In Ham v. Goodrich, 37 N. H. 185, an agreement to convey land in consideration of services to be rendered was held to be within the statute of frauds, yet, upon a quantum meruit to recover the reasonable worth of the services performed it was ruled that the value of the land was not the fixed measure of the damages, though such value was competent evidence to be considered in determining the question of damages. In that case one of the counts in the declaration in assumpsit was as follows: “That on the first day of January, 1824, the deceased, in consideration that the plaintiff agreed to live, with his family, with the deceased, take care of him and serve him till his death, promised to pay him so much money,” etc.; and alleged that he deserved to have $5,000. It will thus be seen that a quantum, meruit was relied upon as a basis for recovery.

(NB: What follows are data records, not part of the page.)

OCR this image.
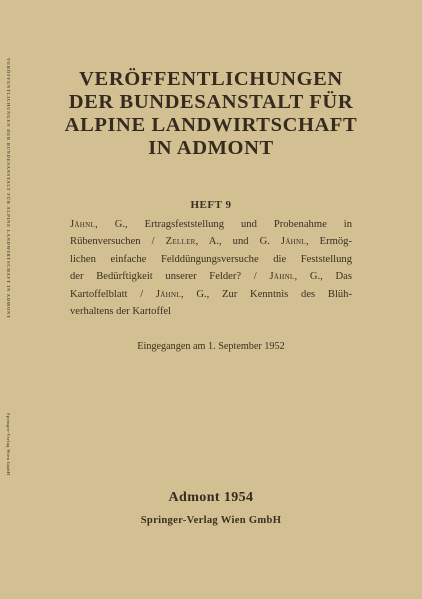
VERÖFFENTLICHUNGEN DER BUNDESANSTALT FÜR ALPINE LANDWIRTSCHAFT IN ADMONT
Springer-Verlag Wien GmbH
VERÖFFENTLICHUNGEN
DER BUNDESANSTALT FÜR
ALPINE LANDWIRTSCHAFT
IN ADMONT
HEFT 9
Jähnl, G., Ertragsfeststellung und Probenahme in
Rübenversuchen / Zeller, A., und G. Jähnl, Ermög-
lichen einfache Felddüngungsversuche die Feststellung
der Bedürftigkeit unserer Felder? / Jähnl, G., Das
Kartoffelblatt / Jähnl, G., Zur Kenntnis des Blüh-
verhaltens der Kartoffel
Eingegangen am 1. September 1952
Admont 1954
Springer-Verlag Wien GmbH
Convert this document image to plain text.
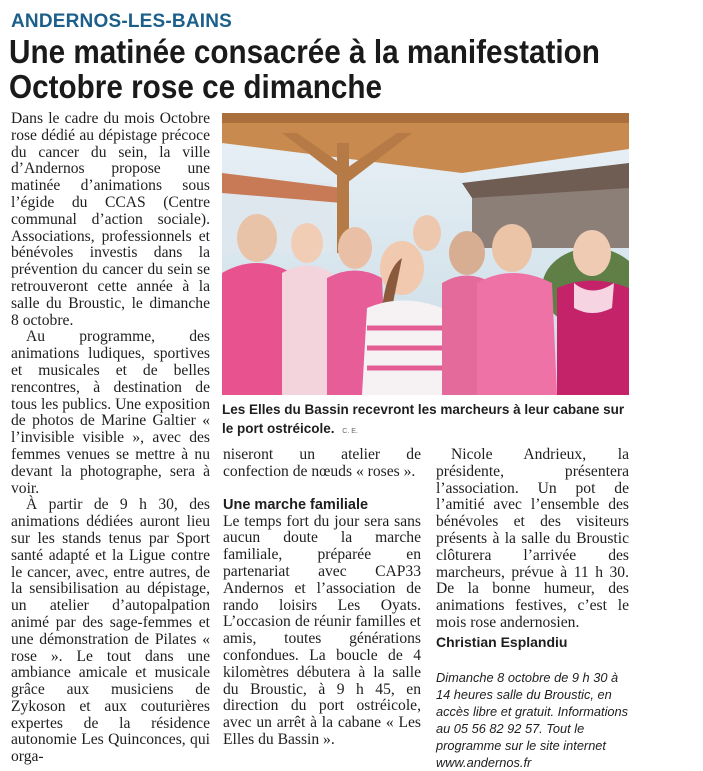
ANDERNOS-LES-BAINS
Une matinée consacrée à la manifestation
Octobre rose ce dimanche

Dans le cadre du mois Octobre rose dédié au dépistage précoce du cancer du sein, la ville d’Andernos propose une matinée d’animations sous l’égide du CCAS (Centre communal d’action sociale). Associations, professionnels et bénévoles investis dans la prévention du cancer du sein se retrouveront cette année à la salle du Broustic, le dimanche 8 octobre.

Au programme, des animations ludiques, sportives et musicales et de belles rencontres, à destination de tous les publics. Une exposition de photos de Marine Galtier « l’invisible visible », avec des femmes venues se mettre à nu devant la photographe, sera à voir.

À partir de 9 h 30, des animations dédiées auront lieu sur les stands tenus par Sport santé adapté et la Ligue contre le cancer, avec, entre autres, de la sensibilisation au dépistage, un atelier d’autopalpation animé par des sage-femmes et une démonstration de Pilates « rose ». Le tout dans une ambiance amicale et musicale grâce aux musiciens de Zykoson et aux couturières expertes de la résidence autonomie Les Quinconces, qui orga-

Les Elles du Bassin recevront les marcheurs à leur cabane sur le port ostréicole. C. E.

niseront un atelier de confection de nœuds « roses ».

Une marche familiale

Le temps fort du jour sera sans aucun doute la marche familiale, préparée en partenariat avec CAP33 Andernos et l’association de rando loisirs Les Oyats. L’occasion de réunir familles et amis, toutes générations confondues. La boucle de 4 kilomètres débutera à la salle du Broustic, à 9 h 45, en direction du port ostréicole, avec un arrêt à la cabane « Les Elles du Bassin ».

Nicole Andrieux, la présidente, présentera l’association. Un pot de l’amitié avec l’ensemble des bénévoles et des visiteurs présents à la salle du Broustic clôturera l’arrivée des marcheurs, prévue à 11 h 30. De la bonne humeur, des animations festives, c’est le mois rose andernosien.

Christian Esplandiu
Dimanche 8 octobre de 9 h 30 à 14 heures salle du Broustic, en accès libre et gratuit. Informations au 05 56 82 92 57. Tout le programme sur le site internet www.andernos.fr
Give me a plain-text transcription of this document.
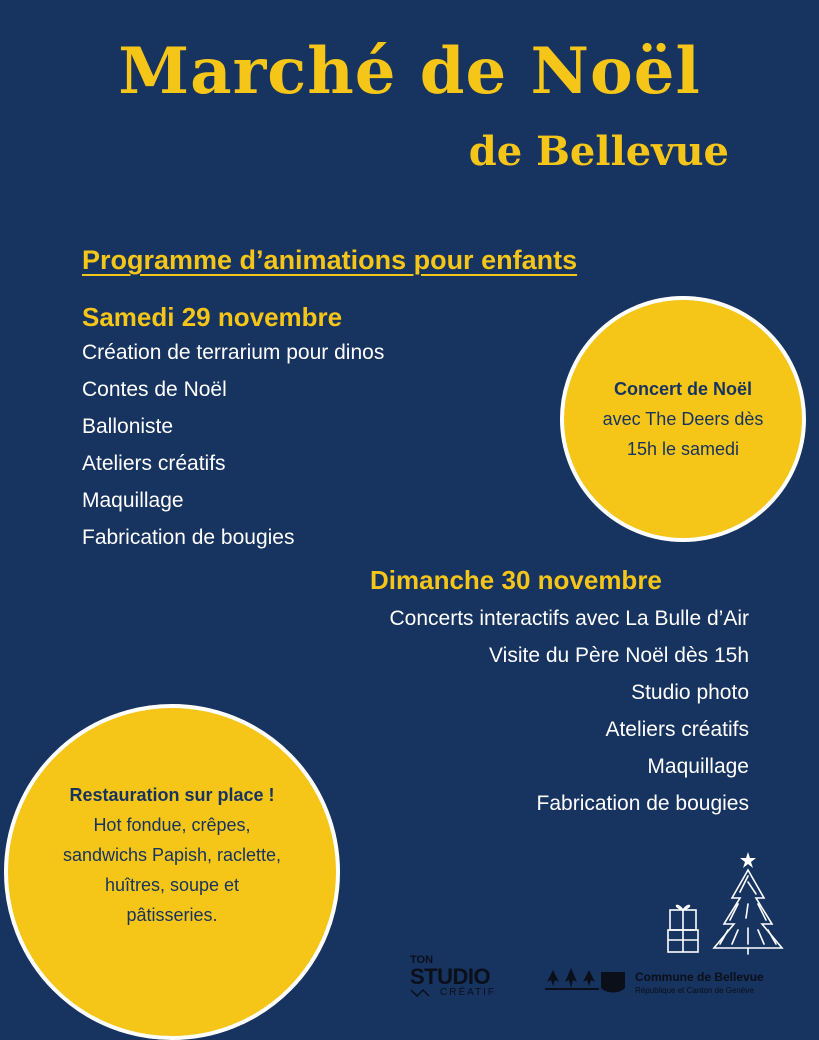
Marché de Noël
de Bellevue
Programme d’animations pour enfants
Samedi 29 novembre
Création de terrarium pour dinos
Contes de Noël
Balloniste
Ateliers créatifs
Maquillage
Fabrication de bougies
Concert de Noël
avec The Deers dès
15h le samedi
Dimanche 30 novembre
Concerts interactifs avec La Bulle d’Air
Visite du Père Noël dès 15h
Studio photo
Ateliers créatifs
Maquillage
Fabrication de bougies
Restauration sur place !
Hot fondue, crêpes,
sandwichs Papish, raclette,
huîtres, soupe et
pâtisseries.
TON
STUDIO
CRÉATIF
Commune de Bellevue
République et Canton de Genève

Attention has been called to the case of Ingersoll v. Coram, 211 U. S. 335 (29 Sup. Ct. 92: 53 L. Ed. 208), which in effect overrules the decision in Harris v. Root, 28 Mont. 159 (72 Pac. 429), as sustaining plaintiff’s theory. In the principal case referred to the contract stipulating for the payment of a fee in case of a successful termination of the controversy did not provide that a performance of the service by the attorney should have been compensated by a conveyance of real property, and *68hence the agreement was not violative of the statute of frauds.

2. An examination of the averments of the complaint in the case at bar will show that the cause of action undertaken to be- stated is founded on the contract to recover the damages resulting from a breach of the agreement. It will be remembered, however, that the pleading referred to states that $4,500, the damage sustained, is the reasonable compensation for the services performed. While this clause is expressed in the form of an averment of fact, it would seem to be nothing more than a conclusion of law that was not predicated on any allegation of the complaint.

3. The rule seems to be well settled that where under a contract, void by the statute of frauds, services have been performed in consideration of a conveyance of land and the execution of a deed to the premises is- refused, the agreement can be abandoned by the party rendering the service who may recover the value of the labor on a quantum meruit. 3 Sutherland, Damages (3 ed.) p. 2054; Brown, Statute Frauds (5 ed.) 125; Mills v. Joiner, 20 Fla. 479; Clark v. Davidson, 53 Wis. 317 (10 N. W. 384); Tucker v. Grover, 60 Wis. 240 (19 N. W. 62).

4. The plaintiff, having failed to pursue this remedy, instituted an action for damages which presupposes the enforcement of the contract, and, such being thé case, the conclusion of law complained of is deducible from the facts as found, and no error was committed as alleged. It follows that the judgment is affirmed. Affirmed.